Cookie the Cockatoo, the oldest living resident of the Brookfield Zoo and the only animal left of the zoo’s original collection, has retired at age 76.

Sent from Australia’s Taronga Zoo in 1934, cookie was judged to be a year old when he first saw Brookfield Zoo. Seven decades later, Cookie suffers from the usual problems of age, like human beings do, in several ways.

He has osteoarthritis and osteoporosis, and is on a calcium-rich diet. Besides taking anti-inflammatory medication, he also gets vitamin supplements. Ultraviolet lighting, for example, supplies his bones with vitamin D.

Tim Snyder, curator of birds, indicated that “Cookie’s as healthy as a 76-year-old cockatoo can be. His health is the same as you would see in an old animal, or in an older human, too.”

Curators have noticed that with his advancing age, Cookie’s getting crotchety and prefers familiar faces. Snyder also revealed that Cookie likes the female keepers more than the male ones. Apparently he still has an eye for the ladies.

“He focuses on his favorite people,” said Snyder. “Over the years, many of Cookie’s visitors have tried to get his attention by saying his name over and over.”

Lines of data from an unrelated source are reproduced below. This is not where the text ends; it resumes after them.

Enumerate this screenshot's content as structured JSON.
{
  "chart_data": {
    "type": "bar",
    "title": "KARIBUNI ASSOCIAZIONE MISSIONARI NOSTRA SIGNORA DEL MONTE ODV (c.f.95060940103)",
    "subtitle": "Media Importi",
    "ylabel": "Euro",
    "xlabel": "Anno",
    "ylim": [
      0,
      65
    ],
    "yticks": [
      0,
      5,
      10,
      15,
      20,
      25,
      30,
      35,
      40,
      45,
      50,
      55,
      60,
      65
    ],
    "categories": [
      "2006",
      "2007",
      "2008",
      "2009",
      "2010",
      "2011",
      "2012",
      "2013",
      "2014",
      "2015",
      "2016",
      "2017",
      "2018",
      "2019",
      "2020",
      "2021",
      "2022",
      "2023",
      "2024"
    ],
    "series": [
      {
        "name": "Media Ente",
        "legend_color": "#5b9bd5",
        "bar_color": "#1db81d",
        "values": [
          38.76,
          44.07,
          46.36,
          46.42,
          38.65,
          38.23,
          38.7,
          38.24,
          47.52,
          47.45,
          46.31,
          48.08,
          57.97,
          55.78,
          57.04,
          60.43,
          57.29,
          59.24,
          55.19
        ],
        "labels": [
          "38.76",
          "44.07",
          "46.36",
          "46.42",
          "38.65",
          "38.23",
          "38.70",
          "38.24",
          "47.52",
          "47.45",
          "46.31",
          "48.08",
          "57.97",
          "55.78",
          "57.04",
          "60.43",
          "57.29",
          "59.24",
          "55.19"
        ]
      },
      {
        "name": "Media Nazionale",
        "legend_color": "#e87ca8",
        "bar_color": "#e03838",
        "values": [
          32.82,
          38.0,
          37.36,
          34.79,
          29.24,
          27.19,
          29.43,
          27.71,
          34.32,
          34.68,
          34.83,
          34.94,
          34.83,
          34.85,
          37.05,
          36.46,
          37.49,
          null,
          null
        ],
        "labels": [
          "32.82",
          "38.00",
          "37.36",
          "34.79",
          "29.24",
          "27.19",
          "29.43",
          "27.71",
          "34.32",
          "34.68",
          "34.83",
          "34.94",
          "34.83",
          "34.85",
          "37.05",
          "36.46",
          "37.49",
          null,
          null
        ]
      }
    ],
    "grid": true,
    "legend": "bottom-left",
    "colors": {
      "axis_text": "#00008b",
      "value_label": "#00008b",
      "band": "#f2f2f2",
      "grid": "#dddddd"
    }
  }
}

Visitors used to bring him little toys, and he even gets fan mail from his “groupies.”

Now that he is no longer out on weekends, where is he spending his retirement years? “He’s in the Perching Bird House, in the keeper’s office,” said Snyder.

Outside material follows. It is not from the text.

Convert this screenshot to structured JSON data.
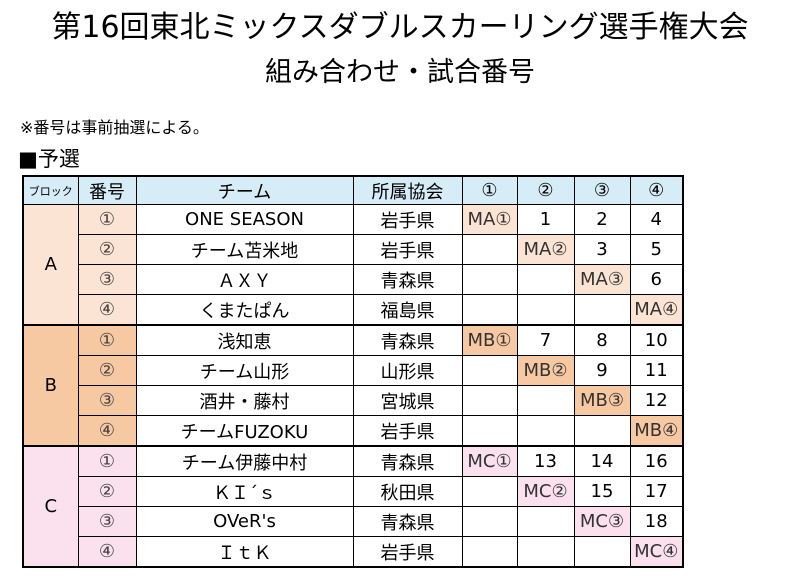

There is some good news. Unless his health or disposition worsens, the zoo may put him back out on exhibit next year, during warmer months and for his birthday, which is celebrated by zoo staff annually on the last weekend of June.

At that time, his usual diet of chopped fruits and vegetables, parrot pellets, feed mixture, chopped leafy greens, spinach, kale and romaine lettuce (no dressing) is livened up by his birthday cupcake, baked only for him. The “candle” on top is a green bean, and he loves green beans.

As for the rest of the cupcake, it is made of Cookie’s favorite foods, such as apples, carrots, raisins and bananas.

Actually, even on normal days, he has quite a wide selection of foods to choose from: peanuts, sunflower seeds and corn on the cob.

Keepers watch Cookie pretty closely. After all, he is still a member of an endangered species, protected under CITES (the Convention on International Trade in Endangered Species). In 1994, Cookie was one of only 70 Leadbeater’s (also known as the Major Mitchell) cockatoos in zoos around the world. Today he is one out of 157 in zoos worldwide.

Over the years, Cookie, the pink cockatoo with the bright eyes, has seen, literally, millions of people.

The question is, will he temporarily come out of retirement next year to warm his old bones and fluff his feathers for his human friends? Like some at the zoo say, “What Cookie Wants, Cookie Gets!”